Not on display
- Mark Titchner born 1973
- Digital print on 2 aluminium panels
- Image: 2930 × 2395 mm
- Presented by Vilma Gold 2006
We Want to Nurture and Protect is one of ten posters that Mark Titchner conceived for an installation entitled I WE IT in 2004. This series of works was commissioned by ‘Art On The Underground’ for display along the platform at Gloucester Road underground station in London. Each print quotes a different short, uncredited statement from the corporate manifestos of the top ten global brands. The texts represent a list of demands beginning with the words, ‘WE WANT’. The accompanying artwork refers to the design of trade union banners; employing multiple borders and symbols to draw attention to the words. The posters were digitally printed on to Signicolor aluminium sheets and attached to frame structures using aviation grade Velcro.
Titchner’s work explores the relationship between language, thought and action. Using fragments of text that he finds in various sources including political manifestos, song lyrics, religious and philosophical literature, he produces a consistently stylised mode of address. Works are characterised by ornate graphic detail, hard-edged typography and dynamic combinations of black and red that evoke associations with agitprop. Words are encountered as orders, demands or declarations. A central theme is the relationship between what the artist has called, ‘human will’ and ‘inscription ... the idea that inscription, in any form, is a manifestation of that act of will – the act of writing following the act of speaking’ (quoted in Mark Titchner, p.90).

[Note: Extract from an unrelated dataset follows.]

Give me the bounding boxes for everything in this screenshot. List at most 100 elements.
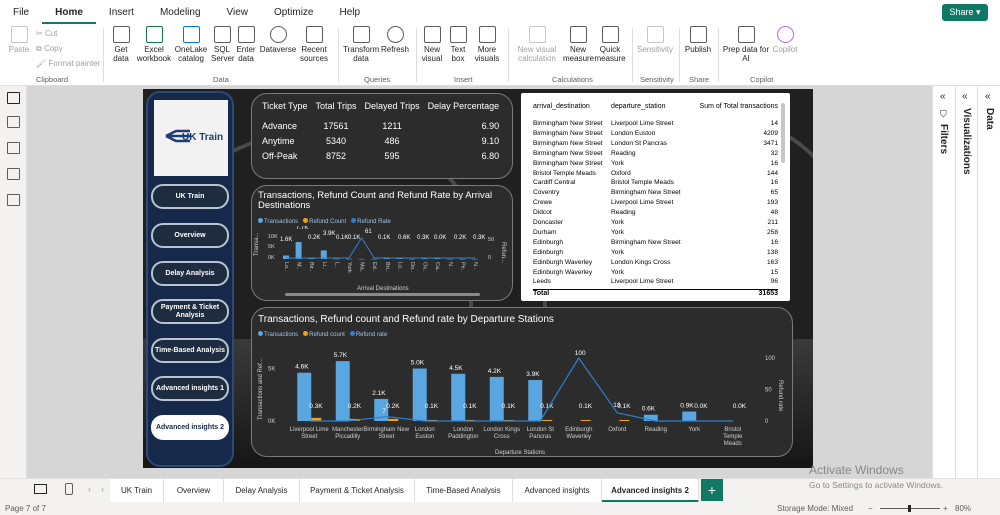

In this work, the title slogan, ‘WE WANT TO NURTURE AND PROTECT’ is printed in one of the artist’s signature typefaces at the centre of the poster to form a column of text. The words are crowned with a laurel motif and superimposed over a heraldic shield and a celestial scheme of clouds and radiating lines. Leafy decoration and a series of brightly coloured borders in red, orange and yellow make a bold frame for the text. Titchner’s dense, graphic scheme draws associations with the work of William Morris (1834–96) and ornamental patterns that became popular in the nineteenth century when decorative objects began to be mass produced. It also infers the idea of transcendence or an alter state that is shaped by the artist’s interest in a diverse range of graphic design that includes artwork for psychedelic posters, heavy metal music albums and evangelical leaflets.
I WE IT conflates the mantras of late capitalism with references to radical politics. Titchner’s statements and their number are constructed in allusion to declarations such as the American Black Panther Party’s Ten Point Program (1966), a series of economic and political demands reflecting the hardships of the time when the Black Panther Party was active (1960s–1970s). Together they suggest an undefined form of agency or a set of aspirations, the notion of collective struggle towards common goals. They invoke a utopian quest for another reality, affirming a dilemma between the desire for progress and a persistent sense of failure that is a recurrent theme in Titchner’s work.
Mark Beasley (ed.), Mark Titchner, Why and Why Not, London 2004.
Mark Titchner, exhibition catalogue, Arnolfini, Bristol 2006.